When the angle of incidence on the material is $60^{\circ}$, the reflected light is completely polarised. The velocity of the refracted ray inside the material is.

Answer 1

Hint: Brewster was capable of determining that the medium's refractive index is numerically equal to the tangent angle of polarization.
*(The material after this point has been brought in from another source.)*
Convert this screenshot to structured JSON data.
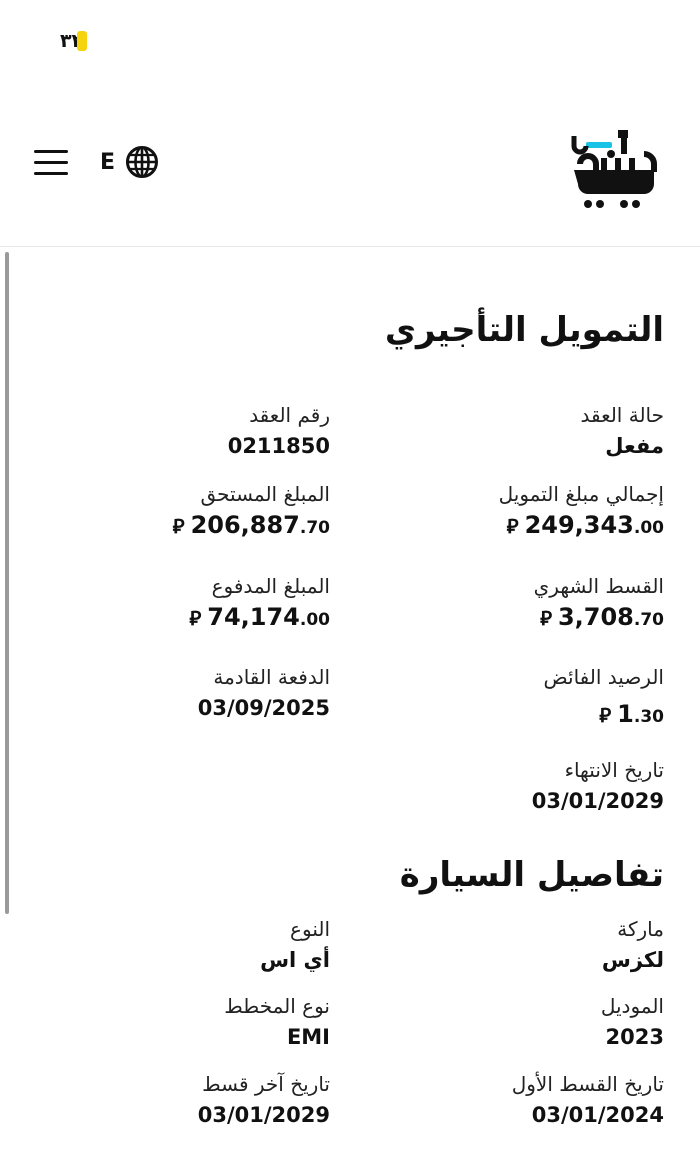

Brewster's law gives the relationship of light waves at the highest polarization angle of light.

Complete answer:
Given: incidence angle is $60^{\circ}$.
$\theta_{i} = 60^{\circ}$
The reflected light is completely polarised, then the incidence angle is equal to the polarising angle.
$\theta_{i} = \theta_{p}$
$\implies \theta_{p} = 60^{\circ} $
Brewster law gives,
$\mu = \tan \theta_{p}$
$\mu$ is the refractive index.
$\theta_{p}$ is a polarising angle.
Put $\theta_{p}$ in the above formula.
$\mu = \tan 60^{\circ} $
$\mu = \sqrt{3}$
Refractive index is defined as the ratio of speed of light in air to that of speed of light in medium.
$\dfrac{c}{v} = \sqrt{3}$
$\implies v = \dfrac{c}{\sqrt{3}}$
Put $c = 3 \times 10^{8} ms^{-1}$ in the above formula.
$\implies v = \dfrac{3 \times 10^{8}}{\sqrt{3}}$
$v = \sqrt{3} \times 10^{8} m s^{-1}$
The velocity of the refracted ray inside the material is $ 1.732 \times 10^{8} m s^{-1}$.

Note: Brewster’s law gives a relationship for light waves stating that the maximum polarization of a ray of light may be obtained by letting the beam fall on an outside of a transparent medium in such a system that the refracted ray creates an angle of $90^{\circ}$ with the reflected beam.